Корабль дураков - Грегори Нормингтон
Шрифт:
Интервал:
Закладка:
Должен признаться, обширные познания брата Эридуса пробуждали во мне что-то близкое к благоговейному трепету. Мне не терпелось наброситься на его книжные полки и погрузиться в сие Вавилонское столпотворение. И я бы не преминул это сделать (двадцатиминутный Сон перед ужином предоставлял теоретическую возможность), если бы не предельная бдительность башенного филолога. Мне было категорически запрещено – категорически, понимаешь? – прикасаться даже к корешкам его книг, не спросив предварительно разрешения.
Разрешения я спрашивал. И не раз. Но всякий раз получал отказ.

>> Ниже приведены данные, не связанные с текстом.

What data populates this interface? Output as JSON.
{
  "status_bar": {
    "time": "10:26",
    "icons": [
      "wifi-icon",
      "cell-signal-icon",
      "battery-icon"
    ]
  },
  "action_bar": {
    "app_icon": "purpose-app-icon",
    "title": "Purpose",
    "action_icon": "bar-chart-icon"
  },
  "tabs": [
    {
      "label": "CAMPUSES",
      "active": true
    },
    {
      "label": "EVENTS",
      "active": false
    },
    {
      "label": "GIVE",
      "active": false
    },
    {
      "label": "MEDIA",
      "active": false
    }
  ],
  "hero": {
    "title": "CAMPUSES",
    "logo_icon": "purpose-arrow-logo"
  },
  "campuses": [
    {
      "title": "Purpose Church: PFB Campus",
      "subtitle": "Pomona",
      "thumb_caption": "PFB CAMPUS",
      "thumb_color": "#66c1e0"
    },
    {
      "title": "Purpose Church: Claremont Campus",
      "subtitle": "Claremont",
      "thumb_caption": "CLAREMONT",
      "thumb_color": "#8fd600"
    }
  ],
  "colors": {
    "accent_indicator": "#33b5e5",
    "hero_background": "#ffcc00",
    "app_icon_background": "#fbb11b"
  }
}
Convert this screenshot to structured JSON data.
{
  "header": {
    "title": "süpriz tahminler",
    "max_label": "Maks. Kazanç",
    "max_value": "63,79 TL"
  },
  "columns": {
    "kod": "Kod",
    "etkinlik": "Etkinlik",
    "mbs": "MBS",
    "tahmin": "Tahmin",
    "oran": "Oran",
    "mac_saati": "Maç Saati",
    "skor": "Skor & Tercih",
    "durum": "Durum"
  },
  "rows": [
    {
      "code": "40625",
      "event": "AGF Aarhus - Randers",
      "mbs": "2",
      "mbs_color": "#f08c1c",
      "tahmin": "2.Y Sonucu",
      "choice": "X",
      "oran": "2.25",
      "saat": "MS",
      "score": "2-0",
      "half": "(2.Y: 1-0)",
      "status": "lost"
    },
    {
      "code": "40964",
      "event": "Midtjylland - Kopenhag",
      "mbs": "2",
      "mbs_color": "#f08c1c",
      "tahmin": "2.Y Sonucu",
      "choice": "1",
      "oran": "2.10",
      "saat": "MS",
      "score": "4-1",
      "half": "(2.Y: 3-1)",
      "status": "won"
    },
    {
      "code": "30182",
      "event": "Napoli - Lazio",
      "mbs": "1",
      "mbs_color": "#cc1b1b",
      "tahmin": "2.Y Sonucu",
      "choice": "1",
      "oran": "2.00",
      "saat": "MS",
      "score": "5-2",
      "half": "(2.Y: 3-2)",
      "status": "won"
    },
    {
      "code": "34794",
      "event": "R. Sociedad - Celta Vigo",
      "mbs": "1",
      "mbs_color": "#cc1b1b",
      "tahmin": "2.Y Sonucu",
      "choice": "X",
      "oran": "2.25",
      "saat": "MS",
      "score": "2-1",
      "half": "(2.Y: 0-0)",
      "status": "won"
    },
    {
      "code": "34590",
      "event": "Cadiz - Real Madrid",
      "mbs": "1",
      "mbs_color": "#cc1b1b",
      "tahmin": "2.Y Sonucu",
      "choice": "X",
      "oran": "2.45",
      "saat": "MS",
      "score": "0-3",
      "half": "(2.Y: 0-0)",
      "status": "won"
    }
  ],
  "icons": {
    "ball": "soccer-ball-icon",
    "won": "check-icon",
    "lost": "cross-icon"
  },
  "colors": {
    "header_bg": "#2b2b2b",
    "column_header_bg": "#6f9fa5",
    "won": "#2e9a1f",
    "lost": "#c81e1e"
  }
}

Братья Греда и Эп, сия неразлучная парочка, были более приветливыми и отзывчивыми – хотя бы из-за того упорства, которое я проявлял, выказывая притворную увлеченность их дисциплиной. После того как они однажды застали меня, когда я рассеянно перебирал струны расстроенной мандоры [32], они, похоже, ко мне прониклись. Я, безусловно, был рад вниманию, хотя их последняя композиция не произвела на меня впечатления. Иными словами, мне она не понравилась.
– Это новое направление в музыке, – заявил как-то брат Эп, метнувшись к позитиву. [33] – Мир еще не готов к такой музыке, и не будет готов еще несколько десятилетий.
– Веков, – поправил брат Греда, пытаясь изобразить что-то похожее на мелодичные звуки на ручных мехах.
– Называется додекафония [34]! – Брат Эп принялся молотить по клавишам чуть ли не кулаками, объявив в самом начале, что сие есть «Органная пьеса додекафонического образца»
– Тебе мозги разорвет! – «утешил» меня брат Греда.
Музыка, надо сказать, была жутковатой: гнетущие и заунывные звуки, какие-то промозглые, пробирающие до костей – хотелось сразу сбежать подальше, зажав уши руками. В этой отвесной и неприступной стене из звука не было ни единой трещинки, ни единого обнажения породы, которое было бы пусть отдаленно, но все же знакомо.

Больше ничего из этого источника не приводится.